Выбрать главу

Умолчание увеличивает дистанцию между автором и его материалом, то бишь между “субъектом” и “объектом”, отдаляя и слегка затуманивая тот “горизонт”, что “открылся” и о котором сказано в лирическом заключении статьи. “...А это, оказывается, вот что”, — говорится там.

“Это концовка рассказа молодого Андрея Битова, — поясняет автор, — и какое имеет она отношение к нашему сюжету? Но почему-то вспоминается”.

Инфантьев похоронил жену. И происходит что-то странное: она иногда появляется. “Но Инфантьев как-то странно чувствует, что все нормально, естественно и что в то же время не может быть, все это невозможно, чтобы было еще какое-то „там””.

На кладбище он встречает женщину, приходящую на могилу мужа; она с мужем тоже “общается”: “Он мне помолчит — и мне легче”.

“— Вы, наверно, и в Бога верите? — шепотом спросил Инфантьев и осторожно взглянул на голубой купол...

— Да нет, — сказала она. — Я там и не была никогда. — И тоже взглянула на купол.

— Я был. — Инфантьев вздохнул. — Случайно...

— Они живые, конечно, — сказала женщина. — Иначе как бы мы с ними разговаривали?

— Я как-то так не догадался рассудить, — пораженный, протянул Инфантьев.

— Он даже приходит ко мне...

— И к вам?! — воскликнул Инфантьев.

........................................................................................

“Да, так я не думал, — повторял Инфантьев. — Я думал, что это такое? А это, оказывается, вот что”.

Этой последней фразой заключение статьи и открывается, и завершается; за нею — весь рассказ: и разговор на кладбище, и герой, советский “итээр” (подумавший, очутившись “случайно” в церкви, что никогда “не был внутри” ) с фамилией то ли царственной, то ли священнической, но все равно детской; герой, впервые заглянувший, в сердце своем и уме, в самый большой контекст .

Что бы он делал, если бы был филологом?

Почувствовал ли бы, что за колоссальная творческая сила таится там, где “выход к мирам иным” (М. Бахтин)? что именно она, даже и на приличной филологической дистанции, дает то счастье открытия, которое продиктовало благоговейный восторг финала статьи С. Бочарова? Ветер, доносящийся оттуда, дует в паруса исследовательской мысли, вращает крылья ее мельницы; но приближаться к этому “выходу” исследователь избегает (такие “загляды”, такой “риск” не в его правилах), а главное — другим не велит.

“Розанов, — пишет С. Бочаров, — создал миф о Пушкине как потерянном рае нашей литературы... „Если „с Пушкиным” — то движению и перемене неоткуда взяться”, — цитирует он, — зачем движение, если рай?”
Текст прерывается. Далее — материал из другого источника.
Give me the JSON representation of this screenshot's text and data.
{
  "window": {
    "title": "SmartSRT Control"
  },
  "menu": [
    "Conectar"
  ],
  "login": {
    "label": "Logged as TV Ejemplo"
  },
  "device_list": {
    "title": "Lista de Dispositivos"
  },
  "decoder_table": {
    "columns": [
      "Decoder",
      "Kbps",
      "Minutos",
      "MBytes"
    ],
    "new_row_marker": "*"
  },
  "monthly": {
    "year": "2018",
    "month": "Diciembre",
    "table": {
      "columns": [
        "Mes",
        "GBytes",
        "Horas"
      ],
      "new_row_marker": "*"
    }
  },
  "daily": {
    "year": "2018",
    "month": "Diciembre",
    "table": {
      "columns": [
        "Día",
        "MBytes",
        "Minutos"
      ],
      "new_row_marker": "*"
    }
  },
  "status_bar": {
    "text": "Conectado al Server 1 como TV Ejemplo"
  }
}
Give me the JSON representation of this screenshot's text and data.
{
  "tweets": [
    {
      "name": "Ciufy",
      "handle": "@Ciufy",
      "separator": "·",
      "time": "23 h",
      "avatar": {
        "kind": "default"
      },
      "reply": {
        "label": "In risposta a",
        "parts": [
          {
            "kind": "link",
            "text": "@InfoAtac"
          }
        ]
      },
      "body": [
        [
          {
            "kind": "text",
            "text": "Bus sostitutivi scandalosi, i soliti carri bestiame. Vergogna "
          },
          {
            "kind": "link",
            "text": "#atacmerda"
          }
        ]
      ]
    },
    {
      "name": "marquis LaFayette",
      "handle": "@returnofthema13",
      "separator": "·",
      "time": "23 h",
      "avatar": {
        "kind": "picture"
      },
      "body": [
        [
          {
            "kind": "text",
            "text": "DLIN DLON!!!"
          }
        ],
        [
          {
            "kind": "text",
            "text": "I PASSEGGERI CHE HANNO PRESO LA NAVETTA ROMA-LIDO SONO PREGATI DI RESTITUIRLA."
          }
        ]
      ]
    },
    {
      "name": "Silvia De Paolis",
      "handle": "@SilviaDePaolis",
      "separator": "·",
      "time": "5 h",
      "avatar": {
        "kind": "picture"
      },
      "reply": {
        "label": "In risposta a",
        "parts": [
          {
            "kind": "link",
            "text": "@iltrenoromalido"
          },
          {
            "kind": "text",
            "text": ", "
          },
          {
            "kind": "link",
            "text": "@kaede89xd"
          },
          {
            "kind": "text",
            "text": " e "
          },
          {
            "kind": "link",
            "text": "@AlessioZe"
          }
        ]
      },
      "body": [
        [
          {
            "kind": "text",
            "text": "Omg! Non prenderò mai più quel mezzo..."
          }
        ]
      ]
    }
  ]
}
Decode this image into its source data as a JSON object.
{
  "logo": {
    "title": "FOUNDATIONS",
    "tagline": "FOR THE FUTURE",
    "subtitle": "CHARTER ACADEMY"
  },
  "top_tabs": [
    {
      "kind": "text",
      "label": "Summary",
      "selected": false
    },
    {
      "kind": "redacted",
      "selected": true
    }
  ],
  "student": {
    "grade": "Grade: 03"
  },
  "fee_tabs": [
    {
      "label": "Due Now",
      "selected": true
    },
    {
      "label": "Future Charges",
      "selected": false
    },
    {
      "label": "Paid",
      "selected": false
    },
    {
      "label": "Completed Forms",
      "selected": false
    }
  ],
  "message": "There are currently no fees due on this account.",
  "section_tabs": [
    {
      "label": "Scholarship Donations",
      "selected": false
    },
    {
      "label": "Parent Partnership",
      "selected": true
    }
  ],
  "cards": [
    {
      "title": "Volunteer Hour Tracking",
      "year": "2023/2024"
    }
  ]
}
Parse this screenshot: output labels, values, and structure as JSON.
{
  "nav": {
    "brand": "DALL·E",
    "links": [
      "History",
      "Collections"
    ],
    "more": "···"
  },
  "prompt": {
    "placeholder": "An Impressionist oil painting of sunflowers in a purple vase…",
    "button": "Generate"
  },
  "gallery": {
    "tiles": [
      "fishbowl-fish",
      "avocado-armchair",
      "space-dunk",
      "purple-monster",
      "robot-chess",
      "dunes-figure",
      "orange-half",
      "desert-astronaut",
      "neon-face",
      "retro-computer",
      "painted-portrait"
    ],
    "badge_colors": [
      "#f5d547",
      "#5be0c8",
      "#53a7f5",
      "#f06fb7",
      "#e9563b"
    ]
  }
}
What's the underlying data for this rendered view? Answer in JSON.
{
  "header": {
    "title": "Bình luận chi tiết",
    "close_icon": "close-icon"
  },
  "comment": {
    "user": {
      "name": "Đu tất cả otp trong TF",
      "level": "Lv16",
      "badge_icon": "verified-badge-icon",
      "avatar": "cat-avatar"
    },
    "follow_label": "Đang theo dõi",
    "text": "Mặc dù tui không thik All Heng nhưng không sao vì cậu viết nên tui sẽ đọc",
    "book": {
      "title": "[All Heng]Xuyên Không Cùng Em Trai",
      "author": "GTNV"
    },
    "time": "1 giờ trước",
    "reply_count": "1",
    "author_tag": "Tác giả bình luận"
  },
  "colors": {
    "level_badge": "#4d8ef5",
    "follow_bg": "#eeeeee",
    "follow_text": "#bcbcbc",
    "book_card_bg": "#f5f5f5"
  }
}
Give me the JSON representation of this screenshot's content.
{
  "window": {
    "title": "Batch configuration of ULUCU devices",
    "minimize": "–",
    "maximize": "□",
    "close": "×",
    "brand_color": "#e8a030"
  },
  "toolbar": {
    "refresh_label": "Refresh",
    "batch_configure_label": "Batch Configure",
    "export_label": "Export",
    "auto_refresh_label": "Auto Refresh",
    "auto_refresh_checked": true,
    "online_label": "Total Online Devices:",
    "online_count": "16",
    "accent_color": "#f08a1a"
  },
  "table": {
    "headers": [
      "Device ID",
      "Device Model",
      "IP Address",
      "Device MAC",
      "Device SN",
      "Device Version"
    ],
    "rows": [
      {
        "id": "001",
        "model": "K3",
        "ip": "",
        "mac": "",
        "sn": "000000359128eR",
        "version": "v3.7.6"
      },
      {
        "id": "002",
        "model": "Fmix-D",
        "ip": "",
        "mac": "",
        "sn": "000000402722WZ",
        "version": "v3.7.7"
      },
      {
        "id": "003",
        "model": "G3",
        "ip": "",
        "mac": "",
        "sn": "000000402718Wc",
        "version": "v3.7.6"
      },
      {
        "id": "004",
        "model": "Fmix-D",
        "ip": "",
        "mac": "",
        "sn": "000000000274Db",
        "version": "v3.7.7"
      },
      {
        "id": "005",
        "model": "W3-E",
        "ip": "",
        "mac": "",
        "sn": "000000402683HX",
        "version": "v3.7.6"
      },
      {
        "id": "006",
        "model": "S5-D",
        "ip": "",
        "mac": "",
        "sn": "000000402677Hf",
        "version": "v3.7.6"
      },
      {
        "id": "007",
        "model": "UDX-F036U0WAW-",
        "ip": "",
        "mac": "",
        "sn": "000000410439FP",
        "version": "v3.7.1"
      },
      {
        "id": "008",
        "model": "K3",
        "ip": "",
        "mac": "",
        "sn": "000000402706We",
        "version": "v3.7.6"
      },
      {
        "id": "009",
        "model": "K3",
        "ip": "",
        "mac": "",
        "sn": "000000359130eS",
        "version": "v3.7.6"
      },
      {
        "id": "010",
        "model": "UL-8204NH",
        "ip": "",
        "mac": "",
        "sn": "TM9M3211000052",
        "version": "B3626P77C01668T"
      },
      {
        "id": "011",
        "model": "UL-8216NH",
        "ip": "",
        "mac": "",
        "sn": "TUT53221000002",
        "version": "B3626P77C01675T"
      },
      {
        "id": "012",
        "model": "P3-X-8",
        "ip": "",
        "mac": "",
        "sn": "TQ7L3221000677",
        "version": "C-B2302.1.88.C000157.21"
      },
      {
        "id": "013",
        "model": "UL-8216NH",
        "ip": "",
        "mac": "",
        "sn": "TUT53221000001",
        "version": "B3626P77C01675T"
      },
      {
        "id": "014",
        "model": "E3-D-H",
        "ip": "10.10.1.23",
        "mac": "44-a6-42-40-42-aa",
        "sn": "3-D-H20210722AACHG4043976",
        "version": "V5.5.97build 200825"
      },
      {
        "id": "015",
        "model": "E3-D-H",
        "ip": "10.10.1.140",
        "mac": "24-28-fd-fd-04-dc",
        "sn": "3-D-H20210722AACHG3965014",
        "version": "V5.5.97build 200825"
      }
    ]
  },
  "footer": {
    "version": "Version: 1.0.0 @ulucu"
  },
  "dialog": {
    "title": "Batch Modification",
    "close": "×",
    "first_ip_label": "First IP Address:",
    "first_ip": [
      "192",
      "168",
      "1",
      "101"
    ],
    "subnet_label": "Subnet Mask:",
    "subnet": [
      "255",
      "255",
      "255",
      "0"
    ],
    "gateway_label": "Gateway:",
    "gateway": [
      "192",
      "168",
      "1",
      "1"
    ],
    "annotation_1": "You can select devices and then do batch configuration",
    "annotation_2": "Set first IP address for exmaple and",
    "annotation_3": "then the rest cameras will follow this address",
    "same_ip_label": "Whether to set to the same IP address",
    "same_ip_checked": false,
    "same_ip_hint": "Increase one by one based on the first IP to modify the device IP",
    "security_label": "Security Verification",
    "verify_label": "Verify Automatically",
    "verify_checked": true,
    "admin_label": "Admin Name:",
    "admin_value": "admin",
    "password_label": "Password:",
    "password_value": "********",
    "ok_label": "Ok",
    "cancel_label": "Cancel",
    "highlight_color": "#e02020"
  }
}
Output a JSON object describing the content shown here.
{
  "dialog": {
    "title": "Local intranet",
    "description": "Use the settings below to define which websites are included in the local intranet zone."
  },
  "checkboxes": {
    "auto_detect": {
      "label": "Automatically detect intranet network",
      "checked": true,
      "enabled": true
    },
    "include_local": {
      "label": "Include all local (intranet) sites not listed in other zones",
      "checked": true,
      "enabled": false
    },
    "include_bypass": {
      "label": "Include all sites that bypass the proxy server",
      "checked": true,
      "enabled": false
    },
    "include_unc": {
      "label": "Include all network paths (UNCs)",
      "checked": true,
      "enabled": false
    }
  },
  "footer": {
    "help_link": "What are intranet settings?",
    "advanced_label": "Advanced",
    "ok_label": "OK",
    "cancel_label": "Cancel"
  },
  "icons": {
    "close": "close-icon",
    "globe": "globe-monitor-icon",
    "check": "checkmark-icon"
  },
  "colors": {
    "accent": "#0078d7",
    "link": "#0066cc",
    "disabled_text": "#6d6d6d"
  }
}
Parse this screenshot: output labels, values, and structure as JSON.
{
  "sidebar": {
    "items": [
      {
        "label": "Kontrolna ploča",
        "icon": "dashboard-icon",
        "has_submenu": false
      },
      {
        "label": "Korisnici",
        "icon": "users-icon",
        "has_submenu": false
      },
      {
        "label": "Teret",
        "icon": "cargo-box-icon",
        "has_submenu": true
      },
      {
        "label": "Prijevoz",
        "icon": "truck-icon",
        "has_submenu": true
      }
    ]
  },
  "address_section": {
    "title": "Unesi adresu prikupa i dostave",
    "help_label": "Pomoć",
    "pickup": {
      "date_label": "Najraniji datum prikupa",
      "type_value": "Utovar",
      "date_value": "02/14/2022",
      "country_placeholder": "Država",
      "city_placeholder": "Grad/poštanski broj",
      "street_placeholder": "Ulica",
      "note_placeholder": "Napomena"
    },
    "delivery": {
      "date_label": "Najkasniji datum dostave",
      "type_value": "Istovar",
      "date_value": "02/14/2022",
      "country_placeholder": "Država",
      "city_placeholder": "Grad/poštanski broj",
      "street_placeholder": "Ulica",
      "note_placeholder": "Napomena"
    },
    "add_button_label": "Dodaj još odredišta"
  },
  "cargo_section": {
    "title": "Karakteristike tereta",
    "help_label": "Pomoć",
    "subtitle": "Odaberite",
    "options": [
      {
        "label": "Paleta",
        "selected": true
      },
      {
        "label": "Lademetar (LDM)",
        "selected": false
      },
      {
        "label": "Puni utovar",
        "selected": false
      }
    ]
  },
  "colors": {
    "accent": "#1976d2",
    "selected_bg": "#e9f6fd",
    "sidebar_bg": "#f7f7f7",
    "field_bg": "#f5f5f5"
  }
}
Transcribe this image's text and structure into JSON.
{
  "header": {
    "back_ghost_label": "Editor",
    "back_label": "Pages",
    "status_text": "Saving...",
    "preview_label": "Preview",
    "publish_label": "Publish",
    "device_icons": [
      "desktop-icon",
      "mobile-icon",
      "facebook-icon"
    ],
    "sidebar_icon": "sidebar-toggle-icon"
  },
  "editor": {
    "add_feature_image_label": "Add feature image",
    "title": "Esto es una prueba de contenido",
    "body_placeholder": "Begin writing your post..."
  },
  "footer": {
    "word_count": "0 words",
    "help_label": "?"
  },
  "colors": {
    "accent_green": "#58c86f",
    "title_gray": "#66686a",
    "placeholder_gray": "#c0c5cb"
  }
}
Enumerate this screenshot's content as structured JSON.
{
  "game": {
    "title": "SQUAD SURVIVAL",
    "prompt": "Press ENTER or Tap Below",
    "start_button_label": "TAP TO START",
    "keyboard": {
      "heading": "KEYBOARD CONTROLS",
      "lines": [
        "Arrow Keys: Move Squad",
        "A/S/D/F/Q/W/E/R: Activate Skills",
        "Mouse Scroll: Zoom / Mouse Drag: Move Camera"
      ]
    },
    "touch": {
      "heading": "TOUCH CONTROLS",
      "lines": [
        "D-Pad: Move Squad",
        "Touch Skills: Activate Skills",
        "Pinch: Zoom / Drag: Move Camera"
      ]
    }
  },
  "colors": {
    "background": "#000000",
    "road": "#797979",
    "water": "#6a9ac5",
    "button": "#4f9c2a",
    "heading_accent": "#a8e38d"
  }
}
Даже на Розанова с его отважным, живым и неготовым знанием век наложил здесь свою печать. Как будто “мудрости века сего” вполне известно все: и что такое рай (то, чего, по апостолу, — “не видел... глаз, не слышало ухо, и не приходило... на сердце человеку...” — I Кор. 2: 9), и что в раю происходит — или не происходит, — и чем этот рай напоминает Пушкина. И о Пушкине тоже все известно: что в нем заведомо нет ни “движения”, ни “перемены”, нет “истории”, увиденной в нем младшей современницей Розанова Цветаевой, одним словом — нет жизни; одна “дивная гармония”, сиречь — “рай”.

Да сама-то “гармония” — что она такое? И почему именно у Пушкина она так неслыханна, так вездесуща, так тотальна?

“Цель художества есть идеал”. Он не сказал: цель художества есть истина; или что она есть добро; или, наконец, что — красота . Сказал: идеал . То есть целостность всего того, что выразимо на нашем языке как конечная цель устремлений человеческого духа. Прекрасна истина, и прекрасно добро, и красота прекрасна; но целого не заменит ни одно из этих трех, мыслимое в отдельности от их единства. Однако в случае искусства, художества именно это происходит — в нашем сознании — относительно красоты. Будучи наиболее явленным предметом искусства (как в науке — истина, в практике жизни — добро), красота часто заслоняет для нас все — и все искусство слова, в первую очередь поэзия, подводится под “рубрику” красоты, и получается и недобро, и неистинно; так примитивный социологизм советского литературоведения украшался декларациями примитивного же эстетизма.